300 Ton Bibit Padi Tak Tersalur ke Riau

Riau | Senin, 02 September 2013 - 10:13 WIB

Laporan Ali Nurman, Pekanbaru ali-nurman@riaupos.co

Penyidik Kejaksaan Agung yang diturunkan ke Riau untuk menangani dugaan korupsi pengadaan bantuan langsung benih unggul (BLBU) Kementerian Pertanian menemukan  ada sekitar 300 ton bibit padi hibrida senilai Rp3 miliar tidak tersalur sampai ke Riau.

Baca Juga :Sampaikan Pesan Pemilu Damai ke Nelayan yang Sedang Melaut

Pemeriksaan yang dilakukan marathon selama sepekan terakhir terhadap seluruh kepala dinas pertanian yang ada di Riau, difokuskan pada barang penyaluran BLBU tersebut.

‘’Ada dua puluh lebih yang sudah diperiksa. Baik Kadistan di Riau maupun pemeriksa barang. Dari keterangan yang kita himpun, ada 300 ton bibit padi hibrida yang tidak tersalur ke Riau. Nilainya sekitar Rp3 miliar,’’ ungkap Ketua Tim Penyidik Kejagung Adi Nuryadin Sucipto SH MH kepada wartawan, Ahad (1/9) memaparkan dugaan korupsi yang merugikan negara sebesar Rp27 miliar ini.

Meski terdapat temuan adanya bibit yang tak tersalur ke Riau, Adi mengungkapkan belum ada indikasi terlibatnya kepala dinas pertanian Riau.
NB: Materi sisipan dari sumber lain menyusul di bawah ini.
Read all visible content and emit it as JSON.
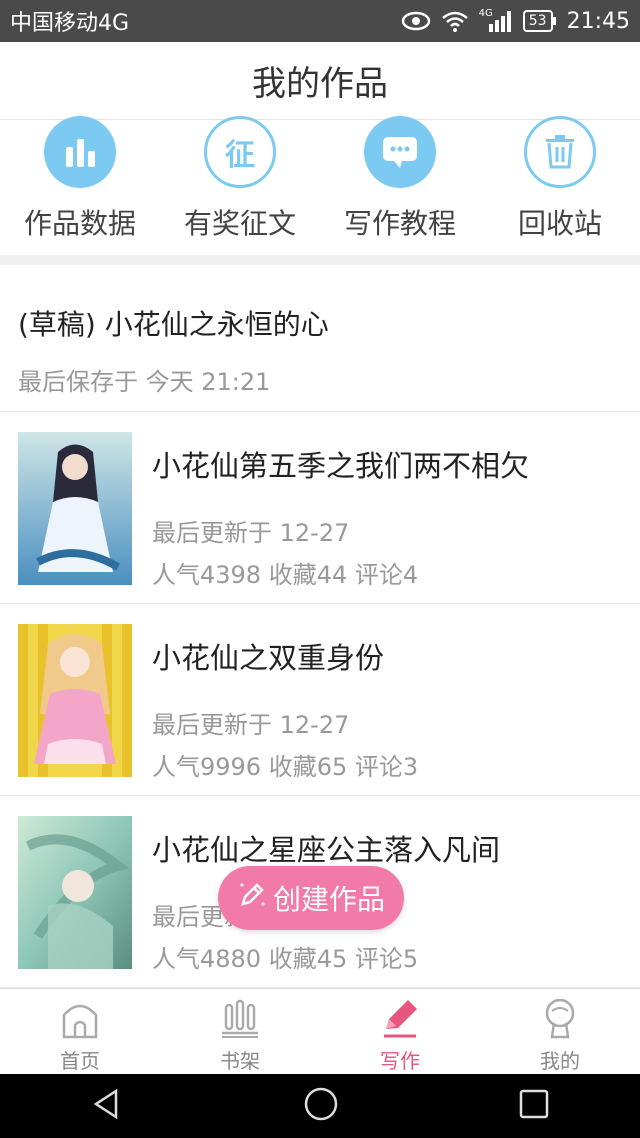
{
  "status_bar": {
    "carrier": "中国移动4G",
    "network": "4G",
    "battery": "53",
    "time": "21:45"
  },
  "header": {
    "title": "我的作品"
  },
  "shortcuts": [
    {
      "label": "作品数据",
      "icon": "bar-chart-icon"
    },
    {
      "label": "有奖征文",
      "icon": "contest-icon",
      "glyph": "征"
    },
    {
      "label": "写作教程",
      "icon": "chat-bubble-icon"
    },
    {
      "label": "回收站",
      "icon": "trash-icon"
    }
  ],
  "draft": {
    "title": "(草稿) 小花仙之永恒的心",
    "saved": "最后保存于 今天 21:21"
  },
  "works": [
    {
      "title": "小花仙第五季之我们两不相欠",
      "updated": "最后更新于 12-27",
      "stats": "人气4398 收藏44 评论4"
    },
    {
      "title": "小花仙之双重身份",
      "updated": "最后更新于 12-27",
      "stats": "人气9996 收藏65 评论3"
    },
    {
      "title": "小花仙之星座公主落入凡间",
      "updated": "最后更新于 12-27",
      "stats": "人气4880 收藏45 评论5"
    }
  ],
  "fab": {
    "label": "创建作品"
  },
  "tabbar": [
    {
      "label": "首页",
      "icon": "home-icon"
    },
    {
      "label": "书架",
      "icon": "bookshelf-icon"
    },
    {
      "label": "写作",
      "icon": "pencil-icon",
      "active": true
    },
    {
      "label": "我的",
      "icon": "profile-icon"
    }
  ],
  "colors": {
    "accent_blue": "#7ccaf2",
    "accent_pink": "#f27aa8",
    "active_tab": "#e8557f"
  }
}
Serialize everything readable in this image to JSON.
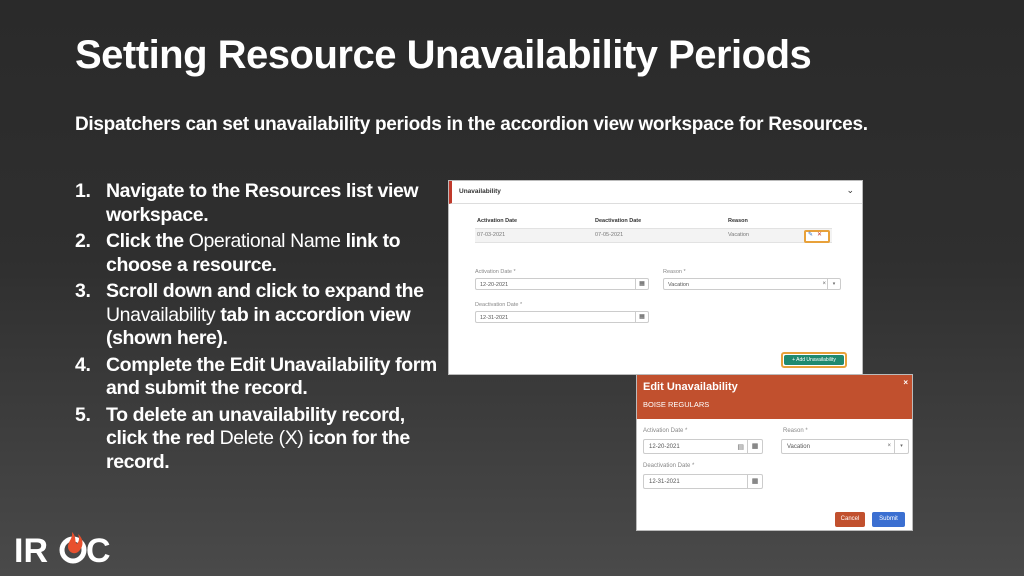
{
  "slide": {
    "title": "Setting Resource Unavailability Periods",
    "subtitle": "Dispatchers can set unavailability periods in the accordion view workspace for Resources."
  },
  "steps": [
    {
      "num": "1.",
      "parts": [
        "Navigate to the Resources list view workspace."
      ]
    },
    {
      "num": "2.",
      "a": "Click the ",
      "b": "Operational Name",
      "c": " link to choose a resource."
    },
    {
      "num": "3.",
      "a": "Scroll down and click to expand the ",
      "b": "Unavailability",
      "c": " tab in accordion view (shown here)."
    },
    {
      "num": "4.",
      "a": "Complete the Edit Unavailability form and submit the record."
    },
    {
      "num": "5.",
      "a": "To delete an unavailability record, click the red ",
      "b": "Delete (X)",
      "c": " icon for the record."
    }
  ],
  "accordion": {
    "title": "Unavailability",
    "columns": [
      "Activation Date",
      "Deactivation Date",
      "Reason"
    ],
    "row": [
      "07-03-2021",
      "07-05-2021",
      "Vacation"
    ],
    "activation_label": "Activation Date *",
    "activation_value": "12-20-2021",
    "deactivation_label": "Deactivation Date *",
    "deactivation_value": "12-31-2021",
    "reason_label": "Reason *",
    "reason_value": "Vacation",
    "add_button": "+ Add Unavailability"
  },
  "modal": {
    "title": "Edit Unavailability",
    "subtitle": "BOISE REGULARS",
    "activation_label": "Activation Date *",
    "activation_value": "12-20-2021",
    "deactivation_label": "Deactivation Date *",
    "deactivation_value": "12-31-2021",
    "reason_label": "Reason *",
    "reason_value": "Vacation",
    "cancel": "Cancel",
    "submit": "Submit"
  },
  "logo": {
    "text": "IROC"
  },
  "icons": {
    "calendar": "calendar-icon",
    "close": "close-icon",
    "edit": "edit-icon",
    "delete": "delete-icon",
    "chevron": "chevron-down-icon"
  },
  "colors": {
    "accent": "#c1502e",
    "highlight": "#e8a13a",
    "add_button": "#1f8a70",
    "submit": "#3b6fd1"
  }
}
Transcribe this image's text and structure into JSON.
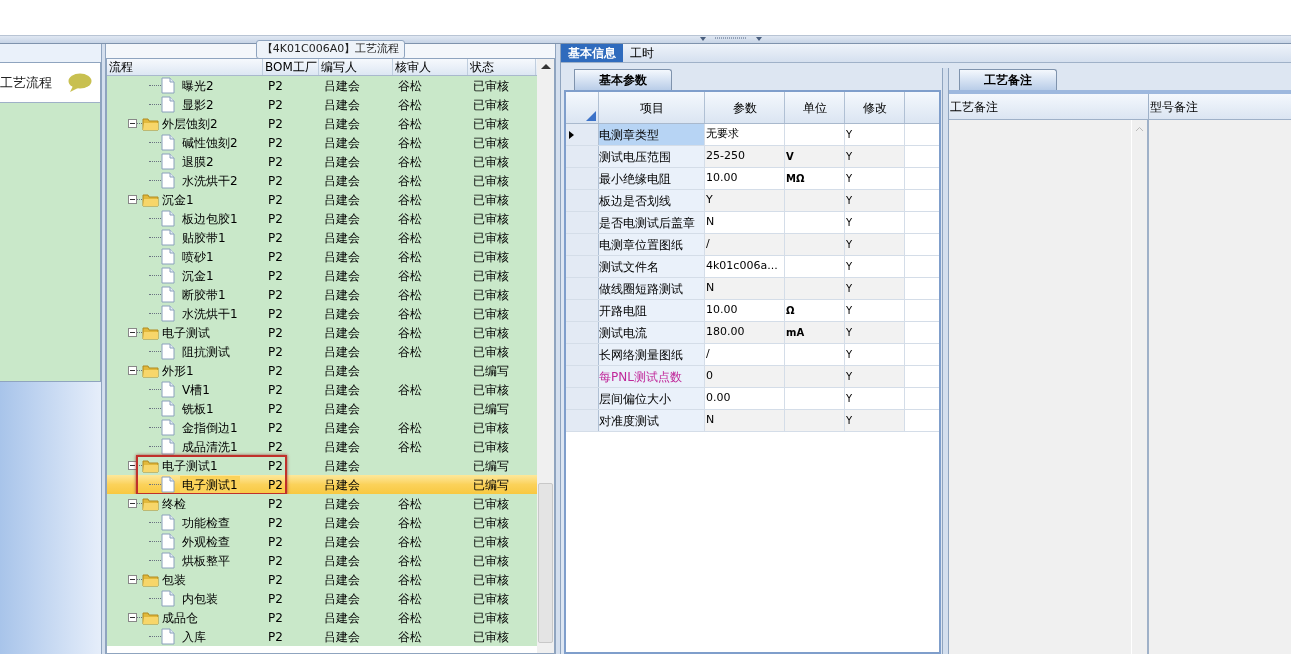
{
  "nav": {
    "title": "工艺流程"
  },
  "process": {
    "caption": "【4K01C006A0】工艺流程",
    "columns": [
      "流程",
      "BOM工厂",
      "编写人",
      "核审人",
      "状态"
    ],
    "rows": [
      {
        "kind": "file",
        "name": "曝光2",
        "plant": "P2",
        "writer": "吕建会",
        "reviewer": "谷松",
        "status": "已审核",
        "selected": false
      },
      {
        "kind": "file",
        "name": "显影2",
        "plant": "P2",
        "writer": "吕建会",
        "reviewer": "谷松",
        "status": "已审核",
        "selected": false
      },
      {
        "kind": "folder",
        "name": "外层蚀刻2",
        "plant": "P2",
        "writer": "吕建会",
        "reviewer": "谷松",
        "status": "已审核",
        "selected": false,
        "expanded": true,
        "outlined": false,
        "children": [
          {
            "kind": "file",
            "name": "碱性蚀刻2",
            "plant": "P2",
            "writer": "吕建会",
            "reviewer": "谷松",
            "status": "已审核",
            "selected": false
          },
          {
            "kind": "file",
            "name": "退膜2",
            "plant": "P2",
            "writer": "吕建会",
            "reviewer": "谷松",
            "status": "已审核",
            "selected": false
          },
          {
            "kind": "file",
            "name": "水洗烘干2",
            "plant": "P2",
            "writer": "吕建会",
            "reviewer": "谷松",
            "status": "已审核",
            "selected": false
          }
        ]
      },
      {
        "kind": "folder",
        "name": "沉金1",
        "plant": "P2",
        "writer": "吕建会",
        "reviewer": "谷松",
        "status": "已审核",
        "selected": false,
        "expanded": true,
        "outlined": false,
        "children": [
          {
            "kind": "file",
            "name": "板边包胶1",
            "plant": "P2",
            "writer": "吕建会",
            "reviewer": "谷松",
            "status": "已审核",
            "selected": false
          },
          {
            "kind": "file",
            "name": "贴胶带1",
            "plant": "P2",
            "writer": "吕建会",
            "reviewer": "谷松",
            "status": "已审核",
            "selected": false
          },
          {
            "kind": "file",
            "name": "喷砂1",
            "plant": "P2",
            "writer": "吕建会",
            "reviewer": "谷松",
            "status": "已审核",
            "selected": false
          },
          {
            "kind": "file",
            "name": "沉金1",
            "plant": "P2",
            "writer": "吕建会",
            "reviewer": "谷松",
            "status": "已审核",
            "selected": false
          },
          {
            "kind": "file",
            "name": "断胶带1",
            "plant": "P2",
            "writer": "吕建会",
            "reviewer": "谷松",
            "status": "已审核",
            "selected": false
          },
          {
            "kind": "file",
            "name": "水洗烘干1",
            "plant": "P2",
            "writer": "吕建会",
            "reviewer": "谷松",
            "status": "已审核",
            "selected": false
          }
        ]
      },
      {
        "kind": "folder",
        "name": "电子测试",
        "plant": "P2",
        "writer": "吕建会",
        "reviewer": "谷松",
        "status": "已审核",
        "selected": false,
        "expanded": true,
        "outlined": false,
        "children": [
          {
            "kind": "file",
            "name": "阻抗测试",
            "plant": "P2",
            "writer": "吕建会",
            "reviewer": "谷松",
            "status": "已审核",
            "selected": false
          }
        ]
      },
      {
        "kind": "folder",
        "name": "外形1",
        "plant": "P2",
        "writer": "吕建会",
        "status": "已编写",
        "selected": false,
        "expanded": true,
        "outlined": false,
        "children": [
          {
            "kind": "file",
            "name": "V槽1",
            "plant": "P2",
            "writer": "吕建会",
            "reviewer": "谷松",
            "status": "已审核",
            "selected": false
          },
          {
            "kind": "file",
            "name": "铣板1",
            "plant": "P2",
            "writer": "吕建会",
            "status": "已编写",
            "selected": false
          },
          {
            "kind": "file",
            "name": "金指倒边1",
            "plant": "P2",
            "writer": "吕建会",
            "reviewer": "谷松",
            "status": "已审核",
            "selected": false
          },
          {
            "kind": "file",
            "name": "成品清洗1",
            "plant": "P2",
            "writer": "吕建会",
            "reviewer": "谷松",
            "status": "已审核",
            "selected": false
          }
        ]
      },
      {
        "kind": "folder",
        "name": "电子测试1",
        "plant": "P2",
        "writer": "吕建会",
        "status": "已编写",
        "selected": false,
        "expanded": true,
        "outlined": true,
        "children": [
          {
            "kind": "file",
            "name": "电子测试1",
            "plant": "P2",
            "writer": "吕建会",
            "status": "已编写",
            "selected": true
          }
        ]
      },
      {
        "kind": "folder",
        "name": "终检",
        "plant": "P2",
        "writer": "吕建会",
        "reviewer": "谷松",
        "status": "已审核",
        "selected": false,
        "expanded": true,
        "outlined": false,
        "children": [
          {
            "kind": "file",
            "name": "功能检查",
            "plant": "P2",
            "writer": "吕建会",
            "reviewer": "谷松",
            "status": "已审核",
            "selected": false
          },
          {
            "kind": "file",
            "name": "外观检查",
            "plant": "P2",
            "writer": "吕建会",
            "reviewer": "谷松",
            "status": "已审核",
            "selected": false
          },
          {
            "kind": "file",
            "name": "烘板整平",
            "plant": "P2",
            "writer": "吕建会",
            "reviewer": "谷松",
            "status": "已审核",
            "selected": false
          }
        ]
      },
      {
        "kind": "folder",
        "name": "包装",
        "plant": "P2",
        "writer": "吕建会",
        "reviewer": "谷松",
        "status": "已审核",
        "selected": false,
        "expanded": true,
        "outlined": false,
        "children": [
          {
            "kind": "file",
            "name": "内包装",
            "plant": "P2",
            "writer": "吕建会",
            "reviewer": "谷松",
            "status": "已审核",
            "selected": false
          }
        ]
      },
      {
        "kind": "folder",
        "name": "成品仓",
        "plant": "P2",
        "writer": "吕建会",
        "reviewer": "谷松",
        "status": "已审核",
        "selected": false,
        "expanded": true,
        "outlined": false,
        "children": [
          {
            "kind": "file",
            "name": "入库",
            "plant": "P2",
            "writer": "吕建会",
            "reviewer": "谷松",
            "status": "已审核",
            "selected": false
          }
        ]
      }
    ]
  },
  "tabs": [
    {
      "label": "基本信息",
      "selected": true
    },
    {
      "label": "工时",
      "selected": false
    }
  ],
  "params": {
    "tab": "基本参数",
    "columns": [
      "项目",
      "参数",
      "单位",
      "修改"
    ],
    "rows": [
      {
        "item": "电测章类型",
        "value": "无要求",
        "modified": "Y",
        "selected": true
      },
      {
        "item": "测试电压范围",
        "value": "25-250",
        "unit": "V",
        "modified": "Y",
        "selected": false
      },
      {
        "item": "最小绝缘电阻",
        "value": "10.00",
        "unit": "MΩ",
        "modified": "Y",
        "selected": false
      },
      {
        "item": "板边是否划线",
        "value": "Y",
        "modified": "Y",
        "selected": false
      },
      {
        "item": "是否电测试后盖章",
        "value": "N",
        "modified": "Y",
        "selected": false
      },
      {
        "item": "电测章位置图纸",
        "value": "/",
        "modified": "Y",
        "selected": false
      },
      {
        "item": "测试文件名",
        "value": "4k01c006a...",
        "modified": "Y",
        "selected": false
      },
      {
        "item": "做线圈短路测试",
        "value": "N",
        "modified": "Y",
        "selected": false
      },
      {
        "item": "开路电阻",
        "value": "10.00",
        "unit": "Ω",
        "modified": "Y",
        "selected": false
      },
      {
        "item": "测试电流",
        "value": "180.00",
        "unit": "mA",
        "modified": "Y",
        "selected": false
      },
      {
        "item": "长网络测量图纸",
        "value": "/",
        "modified": "Y",
        "selected": false
      },
      {
        "item": "每PNL测试点数",
        "value": "0",
        "modified": "Y",
        "color": "#c0289a",
        "selected": false
      },
      {
        "item": "层间偏位大小",
        "value": "0.00",
        "modified": "Y",
        "selected": false
      },
      {
        "item": "对准度测试",
        "value": "N",
        "modified": "Y",
        "selected": false
      }
    ]
  },
  "notes": {
    "tab": "工艺备注",
    "columns": [
      "工艺备注",
      "型号备注"
    ]
  }
}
‘’Penyidik hanya mengkroscek penyaluran BLBU di Riau. Berapa selisih yang disalurkan dan berapa yang tidak. Terkait indikasi keterlibatan sampai saat ini belum ada. Namun, laporan pemeriksaan nanti akan dievaluasi lagi,’’ paparnya.

Sebelumnya diberitakan, tim penyidik dari Kejaksaan Agung (Kejagung) memeriksa Kepala Dinas Pertanian Riau Ir Basriman MT, Senin (26/8) sebagai saksi dalam kasus dugaan mark up pengadaan bantuan langsung benih unggul (BLBU) paket I di Direktorat Jenderal Tanaman Pangan Kementerian Pertanian.

Selain Barisman,  turut diperiksa Mantan Kadis Pertanian Inhu Ir Johansen, dan Kadis Pertanian Kampar Wesrizal. Ketiganya diperiksa dalam kapasitas sebagai saksi.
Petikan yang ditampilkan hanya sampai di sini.